25.4.05

Sibling Rivals

Oh, Jacky.
   While I appreciate your intermittent and mildly intelligible visits to this humble shanty, I beseech you Why? You know my refrigerator. You know just what I've got at hand. So why would you say such things knowing that my options are limited to Mike's Candyass Berryade and Everclear?
   If I didn't know better, O my brother, I would suspect that you, cunning streetsmart savage beast that you are, were trying to hit me when I was down. Cos I'm now reduced to only a 4dayopen MCB and a heinous concoction of EC/ice/sugar/water to wet my whistle while I woozily wonder how on earth to respond to these outrageous allegations. (Oh Lord, make me not to drink from this bitter cup.)
   As some French said on the NPR tonight, "let me be frank:" Dennis Madasonecanbe is not only trying to exploit the horrors of terrorism three years after it was trendy, but he's literally stomping on the flag we hold so high to do so. Do you know what must happen when a flag touches the ground? It must be cremated: it is the only dignified disposal route for such a symbol as the flag. And within 40 seconds of his abominable video, this Creed-wannabeer not only lays the flag digitally onto the ground, but stands not only on but within it as it ripples liquidically around him. This would be the sin of hubris if it weren't so (carelessly and incalculatedly) stupid. Dude's a 'tard, man. Plus he's totally encouraging our like impressionable youths to abuse the flag for their own profit.
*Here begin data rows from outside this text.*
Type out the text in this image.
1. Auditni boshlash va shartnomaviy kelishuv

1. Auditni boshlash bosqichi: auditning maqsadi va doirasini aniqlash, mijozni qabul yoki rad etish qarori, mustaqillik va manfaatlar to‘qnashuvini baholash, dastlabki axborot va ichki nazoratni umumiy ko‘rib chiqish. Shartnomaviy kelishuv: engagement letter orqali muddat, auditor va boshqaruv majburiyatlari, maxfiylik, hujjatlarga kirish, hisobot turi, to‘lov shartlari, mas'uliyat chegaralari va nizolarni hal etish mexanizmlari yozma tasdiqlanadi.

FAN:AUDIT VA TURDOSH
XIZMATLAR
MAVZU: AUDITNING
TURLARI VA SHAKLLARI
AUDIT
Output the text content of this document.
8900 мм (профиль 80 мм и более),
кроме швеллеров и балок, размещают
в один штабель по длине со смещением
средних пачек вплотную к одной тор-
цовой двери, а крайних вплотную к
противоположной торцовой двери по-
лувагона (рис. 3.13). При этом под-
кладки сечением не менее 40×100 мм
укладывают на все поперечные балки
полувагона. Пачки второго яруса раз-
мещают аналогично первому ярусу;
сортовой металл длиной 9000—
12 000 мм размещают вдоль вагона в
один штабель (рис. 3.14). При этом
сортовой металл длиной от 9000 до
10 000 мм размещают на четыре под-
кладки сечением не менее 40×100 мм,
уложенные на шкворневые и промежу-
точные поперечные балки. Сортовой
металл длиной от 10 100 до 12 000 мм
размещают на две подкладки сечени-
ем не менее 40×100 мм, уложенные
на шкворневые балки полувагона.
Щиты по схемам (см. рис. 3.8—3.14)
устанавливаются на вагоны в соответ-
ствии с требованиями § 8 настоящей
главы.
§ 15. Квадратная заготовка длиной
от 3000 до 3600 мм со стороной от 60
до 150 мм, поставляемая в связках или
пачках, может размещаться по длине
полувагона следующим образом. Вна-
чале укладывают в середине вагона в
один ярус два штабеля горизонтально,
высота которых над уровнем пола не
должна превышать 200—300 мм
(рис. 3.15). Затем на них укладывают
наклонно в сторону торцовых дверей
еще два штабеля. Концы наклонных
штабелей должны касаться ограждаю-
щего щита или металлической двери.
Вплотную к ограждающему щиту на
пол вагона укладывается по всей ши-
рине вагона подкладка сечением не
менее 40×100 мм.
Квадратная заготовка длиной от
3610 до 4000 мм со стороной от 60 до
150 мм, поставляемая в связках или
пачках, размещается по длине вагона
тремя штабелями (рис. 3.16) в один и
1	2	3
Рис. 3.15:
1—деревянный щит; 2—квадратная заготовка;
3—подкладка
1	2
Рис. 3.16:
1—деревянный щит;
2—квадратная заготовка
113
   Jacky, think about it: If people try to manipulate our flag, then what are we really - sit down; the last dude whose mind I blew this hard fell of the porch, and this is a blowing of forceful wind not soft tender lips, fucker- standing for; then what's the point?
   Some asshole who's not the Creed asshole is trying to be the secular Angels Are Everywhere version of the Creed asshole while making money off of the totally unproductive deaths of something between two and three thousand fucking guys just standing around on the emergency call date and another fifteen-plus hundred in a bogus war since. But it's OK, cos now they're chick angels with slamming tits. This is the worst possible fucking kind of make-believe, measured in values of dollars and cents.
   You goddamned know well better than to buy into this bullshit and oh. You've been having a Christing lark at my expense, you fucking son of a cock-born bitch. Good show, old man, I took the bait. You and your fat nail-styling girlfriend are totally not getting anything for Xmas. Consider this your gift, asshole.